The shots below were all taken during the summer months which are particularly good for Infrared as the trees are in full bloom and there is a good contrast with the blue sky behind. If you get the right subject matter you can produce some lovely images.

When the Black & White Exhibition was announced earlier this year I immediately thought that showing some Infrared work would give the exhibition an added extra dimension which I hope the viewers will enjoy.

Annette Forsyth

While I mostly work in colour, I have always enjoyed creating black & white images for their timeless quality and slightly more abstract nature and was delighted to be part of the exhibition at Birnam. For my final choices I decided to go for mountain scenery and coastal images as I knew a few of the other photographers were into treescapes.
Two of my chosen images “Shifting Light on Beinn a’Chearcaill” and “Torridon Wilderness” were taken on a very atmospheric day in February when the cloud lifted and descended at will. “Lower Falls, Glen Nevis” and “The Needle, Quiraing, Isle of Skye” are images from more well known locations that I personally enjoyed. Sometimes it can be a good idea to include a few images that people recognise and may have a connection with.

John Thow

To match the exhibition brief I chose ‘Shimmering Birches’ captured using ICM (Intentional Camera Movement) which gives a blurred and mystical view of some magnificent silver birch trees in Glen Lyon.

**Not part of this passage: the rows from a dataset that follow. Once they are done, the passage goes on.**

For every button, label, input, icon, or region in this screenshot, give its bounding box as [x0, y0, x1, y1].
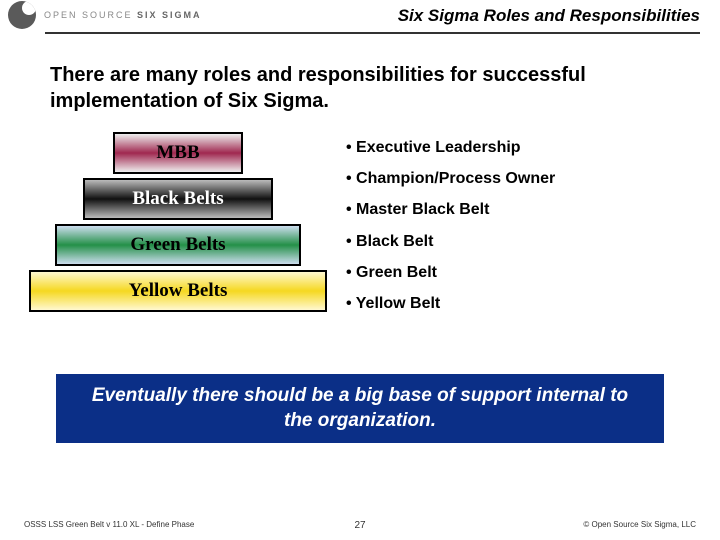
page-title: Six Sigma Roles and Responsibilities: [398, 6, 700, 26]
role-bullet-2: Master Black Belt: [346, 194, 555, 225]
pyramid: MBBBlack BeltsGreen BeltsYellow Belts: [28, 128, 328, 338]
header-divider: [45, 32, 700, 34]
pyramid-tier-1: Black Belts: [83, 178, 273, 220]
footer-left: OSSS LSS Green Belt v 11.0 XL - Define P…: [24, 520, 194, 529]
role-bullet-1: Champion/Process Owner: [346, 163, 555, 194]
intro-text: There are many roles and responsibilitie…: [50, 62, 670, 114]
logo-text: OPEN SOURCE SIX SIGMA: [44, 10, 202, 20]
logo-text-bold: SIX SIGMA: [137, 10, 202, 20]
role-bullet-4: Green Belt: [346, 257, 555, 288]
page-number: 27: [354, 520, 365, 531]
role-bullet-0: Executive Leadership: [346, 132, 555, 163]
logo-circle-icon: [8, 1, 36, 29]
pyramid-tier-3: Yellow Belts: [29, 270, 327, 312]
pyramid-tier-2: Green Belts: [55, 224, 301, 266]
footer-right: © Open Source Six Sigma, LLC: [583, 520, 696, 529]
content-area: MBBBlack BeltsGreen BeltsYellow Belts Ex…: [0, 128, 720, 338]
footer-callout: Eventually there should be a big base of…: [56, 374, 664, 443]
pyramid-tier-0: MBB: [113, 132, 243, 174]
logo-text-prefix: OPEN SOURCE: [44, 10, 137, 20]
role-bullet-3: Black Belt: [346, 226, 555, 257]
slide-header: OPEN SOURCE SIX SIGMA Six Sigma Roles an…: [0, 0, 720, 30]
role-bullet-list: Executive LeadershipChampion/Process Own…: [346, 132, 555, 338]
role-bullet-5: Yellow Belt: [346, 288, 555, 319]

‘Fogbound’ is an image of the new Queensferry Crossing over the Firth of Forth. A fleeting moment in time captured by a hand held shot when I spotted a bank of fog rapidly approaching the bridge. I enjoy the simplicity yet complexity of the moody monochromes captured in black and white photography.

Katherine Fotheringham

The brief of black and white images struck fear and horror into me as it wasn't something that I dabbled with too much. I already had one black and white image, 'The Frandy Tree' that I was keen to use, so it was just a case of taking two more images that would complement this image.

'The Praying Hands' is one of my favourite places to visit and I was keen to include it in this exhibition so when I was in the area with snow falling and an atmospheric mist flowing down the glen I grabbed the opportunity to bag the second photo of my three for the exhibition.

My third photo came on an equally miserable cold and snowy day. I had Ossian's Hall at The Hermitage in mind, so when I woke to heavy flakes of snow falling, I headed up to the location to capture the envisaged scene.

Final note....

Preparing a solo exhibition is hard work (as most photographers will identify with), but having to collaborate with seven other photographers was more challenging. Luckily they were a great bunch of people to work with which made my life a lot easier!
Communicating back and forth with the venue, printers, framers, exhibitors, and collating all the information, organising all the press releases, promotional activity etc was not without its challenges and was a very time-consuming but enjoyable experience which I have relished. Will I do it again?.....yes! We have another exhibition coming up in November!

The ‘Monochrome’ exhibition is open to the public until Saturday the 28th of September, from 10am until 5pm, at the Birnam Arts centre in Perthshire. Entry is free.